BNi Building News Construction Costs 2023

BNi Building News Construction Costs 2023

Posted: December 16, 2022 | Cost Trends

Housing continues its slide, joined by declines in both office and hospitality construction. However, this is offset by just about everything else to lodge a healthy 12 percent increase in overall construction spending. Much of this increase is due to elevated material costs, but the net effect is still a 2 to 3 percent actual gain. Inflation remains high but has begun to level off — still something to watch. The labor shortage is holding back the commercial rise, with no solution on the horizon. Nevertheless, it’s still a good time to feel positive about the future for commercial construction.

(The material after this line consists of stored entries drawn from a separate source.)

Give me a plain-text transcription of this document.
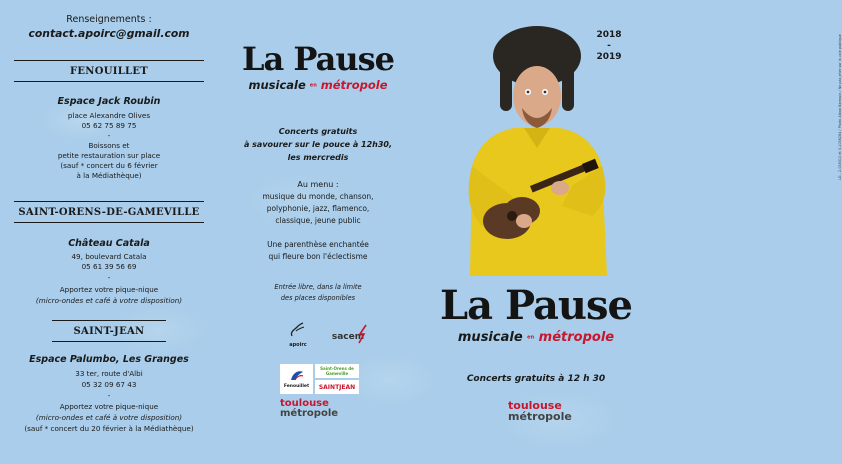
Renseignements :
contact.apoirc@gmail.com
FENOUILLET
Espace Jack Roubin
place Alexandre Olives
05 62 75 89 75
-
Boissons et
petite restauration sur place
(sauf * concert du 6 février
à la Médiathèque)
SAINT-ORENS-DE-GAMEVILLE
Château Catala
49, boulevard Catala
05 61 39 56 69
-
Apportez votre pique-nique
(micro-ondes et café à votre disposition)
SAINT-JEAN
Espace Palumbo, Les Granges
33 ter, route d'Albi
05 32 09 67 43
-
Apportez votre pique-nique
(micro-ondes et café à votre disposition)
(sauf * concert du 20 février à la Médiathèque)
La Pause
musicale en métropole
Concerts gratuits
à savourer sur le pouce à 12h30,
les mercredis
Au menu :
musique du monde, chanson,
polyphonie, jazz, flamenco,
classique, jeune public
Une parenthèse enchantée
qui fleure bon l'éclectisme
Entrée libre, dans la limite
des places disponibles
apoirc
sacem
Fenouillet
Saint-Orens de Gameville
SAINTJEAN
toulouse
métropole
2018
-
2019	LG - 2-058310 et 3-1058284 / Photo Alban Barrouin / Ne pas jeter sur la voie publique
La Pause
musicale en métropole
Concerts gratuits à 12 h 30
toulouse
métropole
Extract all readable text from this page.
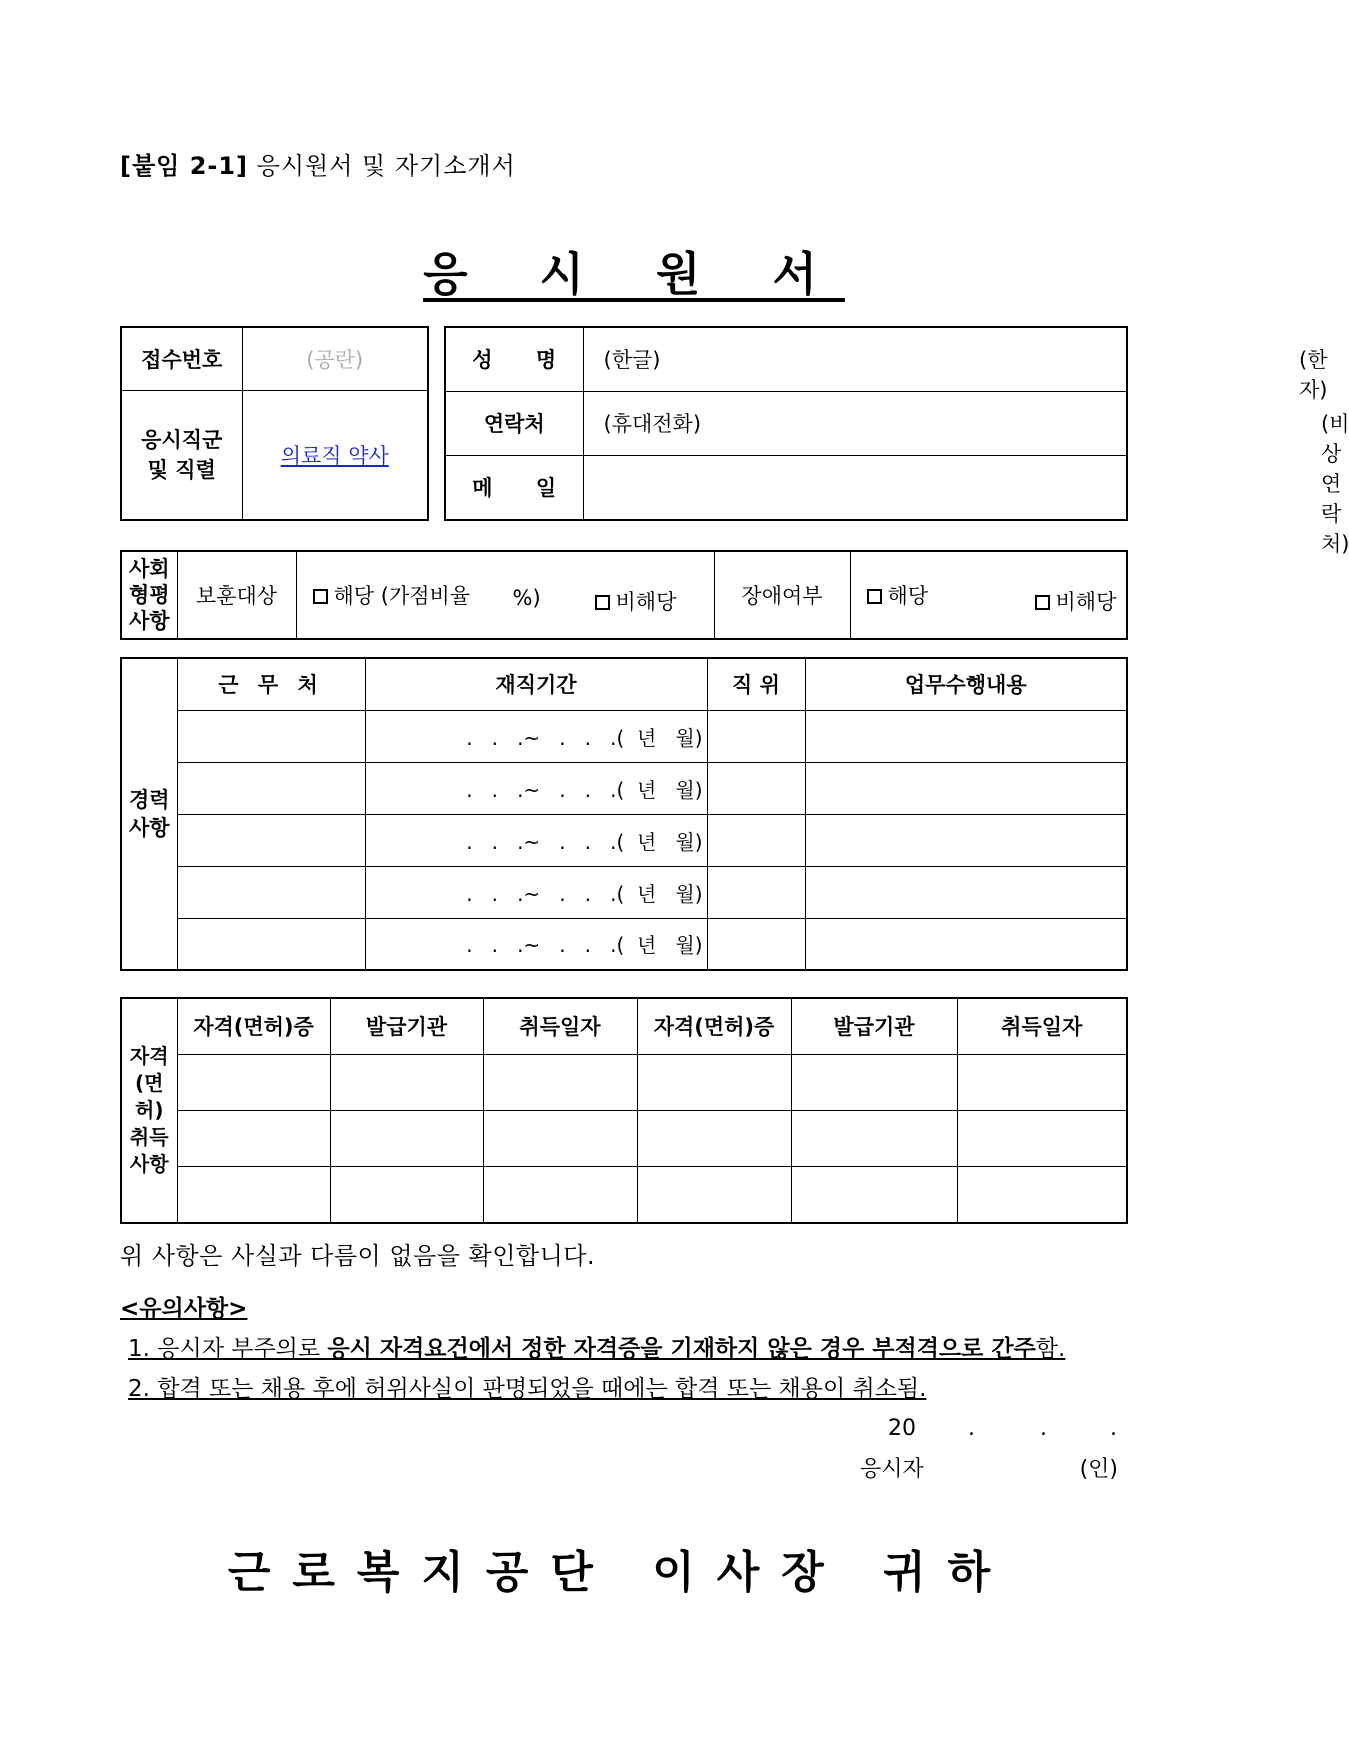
[붙임 2-1] 응시원서 및 자기소개서
응 시 원 서
접수번호	(공란)

응시직군
및 직렬	의료직 약사
성 명	(한글) (한자)

연락처	(휴대전화) (비상연락처)

메 일	
사회
형평
사항
	보훈대상	해당 (가점비율 %)	비해당	장애여부	해당	비해당
경력
사항	근 무 처	재직기간	직 위	업무수행내용
		.   .   .~   .   .   .(  년   월)		
		.   .   .~   .   .   .(  년   월)		
		.   .   .~   .   .   .(  년   월)		
		.   .   .~   .   .   .(  년   월)		
		.   .   .~   .   .   .(  년   월)		
자격
(면허)
취득
사항	자격(면허)증	발급기관	취득일자	자격(면허)증	발급기관	취득일자

위 사항은 사실과 다름이 없음을 확인합니다.
<유의사항>
1. 응시자 부주의로 응시 자격요건에서 정한 자격증을 기재하지 않은 경우 부적격으로 간주함.
2. 합격 또는 채용 후에 허위사실이 판명되었을 때에는 합격 또는 채용이 취소됨.
20 .	.	.
응시자	(인)
근로복지공단 이사장 귀하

Material prices are leveling off. The moves by the Fed seem to be working. Oil has stabilized and the price of fuel has decreased considerably. Some materials are more readily available and the supply chains, although fragile, are working. The overall increase in material prices remains high but has dropped to single digits. Some items are stable, some down, and a few are still wild. Looking at the charts below, it clearly seems that we may (hopefully) be on the downside of runaway material prices, but remember that we still have a lot to make up.

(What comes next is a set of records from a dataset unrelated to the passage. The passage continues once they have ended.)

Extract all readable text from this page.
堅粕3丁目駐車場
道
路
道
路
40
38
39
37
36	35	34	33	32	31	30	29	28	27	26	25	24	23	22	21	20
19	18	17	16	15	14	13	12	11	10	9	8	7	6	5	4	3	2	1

For the past ten years sand and gravel moved steadily upward. We saw a softening in 2020 and a dramatic upturn in the fall of 2021. Then because of the price of fuel, sand and gravel took off early this year but has waned, now registering gains of just 5 percent year over year. Much better than the 20 percent we were looking at just twelve months ago.

Precast had been on a fairly steady rise for the last several years and had shown itself to be a stable component with average increases of 4-5 percent since 2016. But in 2021 it started registering gains of 12 percent, and now it's up to a high of 16 percent for the year. 

The cost of plumbing fixtures was on a tear but has now subsided. This component seems to have caught up to the rest of the market. The Covid pandemic created a boom in home improvements and that may have fueled the rise. Plumbing fixtures are now flat for the year.

Same story, six months later. After average increases of 3 to 4 percent over 5 years, concrete flattened, then rallied and has since sustained the rally. The increases have been in the 8 percent range, not as dramatic as the rest of the pack but still significant.

Concrete block seemed to be leveling off last year but then went on to an increase of 7 percent. Since then, it has risen to increases of 10 to 15 percent, depending on the type and size of block. It has now softened to increases of 8 percent.